Mais Citi n’en déduit pas que la Fed entrerait dans un nouveau cycle prolongé de hausses. Au contraire, la banque anticipe qu’avec l’inflation en reflux progressif, la Fed entamera des baisses de taux à partir de juin 2027 et cumulera trois baisses d'ici la fin de l’année.
Cela signifie que la dernière trajectoire de Citi est :
Hausse en septembre → longue période de statu quo → début des baisses de taux en juin 2027.
Citi prévoyait initialement que le ralentissement du marché du travail entraînerait une baisse des taux de la Fed dès cette année ; la banque, suite à un marché de l’emploi plus solide que prévu en août, a déjà reporté la première baisse en 2027, intégrant désormais dans ses prévisions une hausse en septembre sur la base du dernier IPC.

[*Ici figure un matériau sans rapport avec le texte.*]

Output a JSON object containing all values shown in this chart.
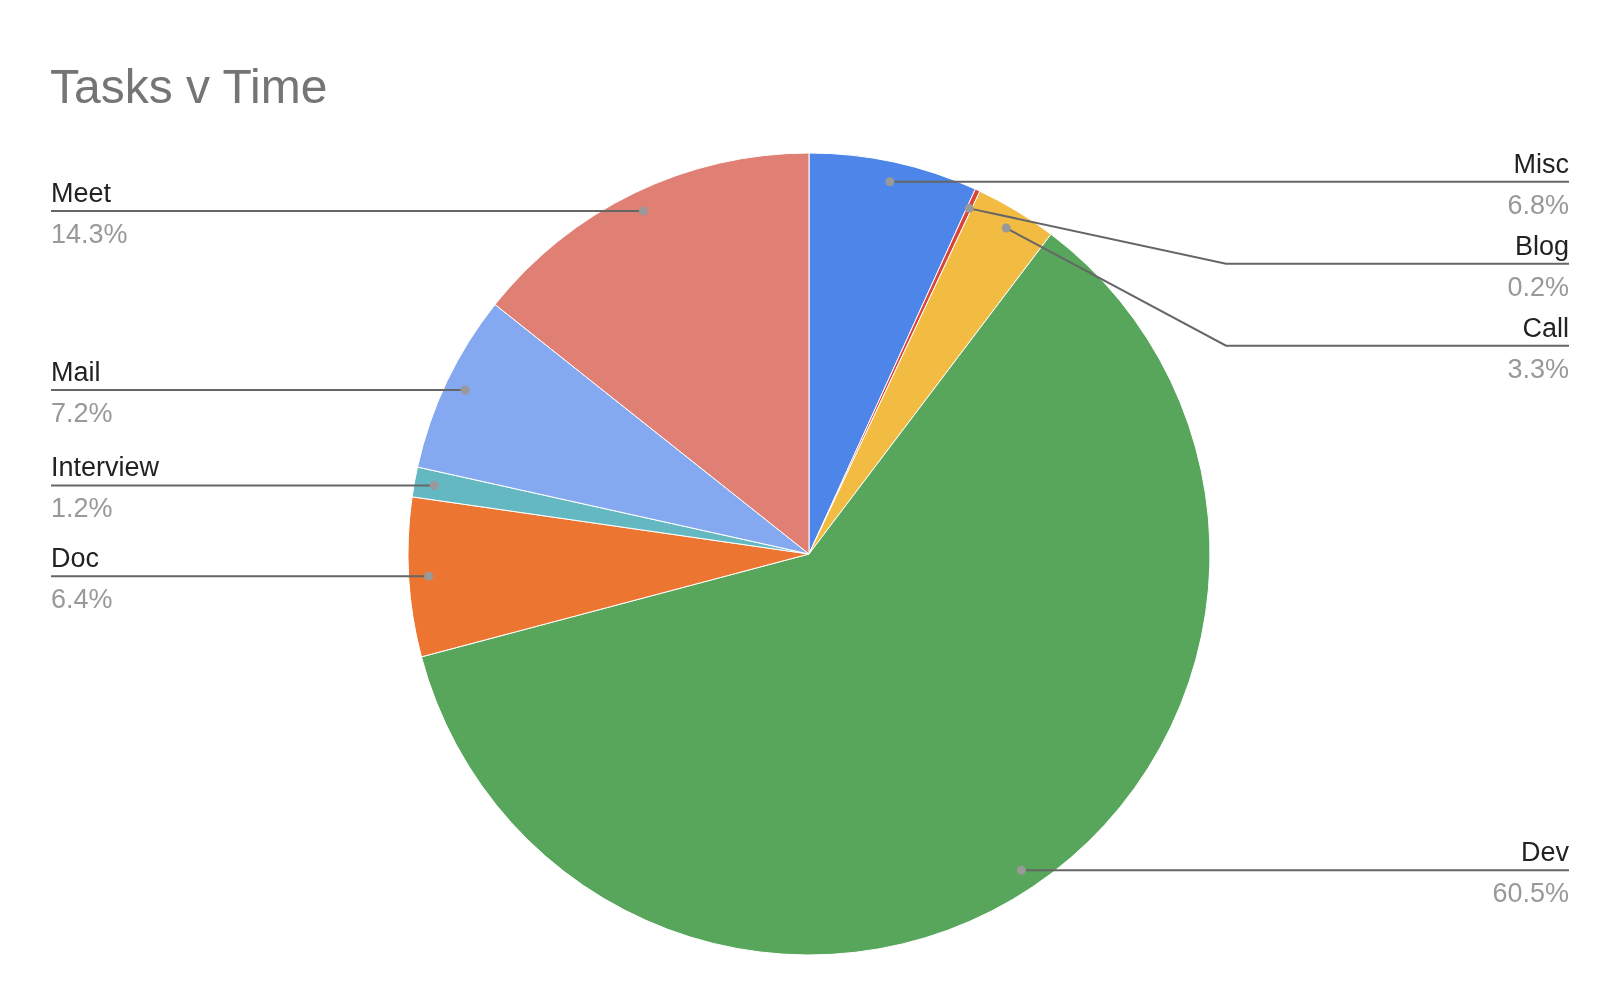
{
  "chart_data": {
    "type": "pie",
    "title": "Tasks v Time",
    "categories": [
      "Misc",
      "Blog",
      "Call",
      "Dev",
      "Doc",
      "Interview",
      "Mail",
      "Meet"
    ],
    "values": [
      6.8,
      0.2,
      3.3,
      60.5,
      6.4,
      1.2,
      7.2,
      14.3
    ],
    "value_labels": [
      "6.8%",
      "0.2%",
      "3.3%",
      "60.5%",
      "6.4%",
      "1.2%",
      "7.2%",
      "14.3%"
    ],
    "colors": [
      "#4e85e8",
      "#d9453b",
      "#f2bb42",
      "#58a65c",
      "#ed7532",
      "#63b8c2",
      "#85a9f0",
      "#e07f73"
    ]
  }
}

Quatre grandes banques d’investissement montrent des scénarios nettement différents
À l’issue de ce tour d’ajustements, Wall Street forme actuellement quatre grandes trajectoires pour les prochains mois de la Fed :
| TD Securities | Statu quo pour le reste de 2026 | Hausses en septembre, octobre, janvier 2027, trois au total |
| J.P. Morgan | Précédemment une hausse surtout anticipée en décembre | Une hausse en septembre, une en décembre |
| Mitsubishi UFJ | Taux inchangés jusqu’en 2026 | Hausse en septembre, pause en octobre, hausse en décembre probabilité 55%-60% |
| Citi | Prévoyait auparavant une baisse cette année | Hausse en septembre, statu quo jusqu’en juin 2027, puis début des baisses |
Ainsi, le changement déclenché par l’IPC d’août porte sur plus que la question de « hausse en septembre ou non » : Wall Street réévalue désormais la trajectoire de politique monétaire de la Fed pour les mois à venir.
Actuellement, TD Securities est la plus hawkish, anticipant trois hausses successives ; J.P. Morgan en prévoit deux d’ici la fin de l’année ; Mitsubishi UFJ pense que la Fed pourrait faire une pause après septembre, tandis que Citi prévoit que la banque centrale attendra jusqu’à juin prochain avant d’entamer des ajustements.
Le point commun est que la hausse de septembre devient le scénario de référence pour toujours plus d’institutions ; la vraie divergence porte sur la nature de cette hausse, entre « simple correction » ou début d’un nouveau cycle resserré. Le marché a également considérablement augmenté ses paris sur une hausse la semaine prochaine, avec environ 85 % de probabilité selon les derniers chiffres.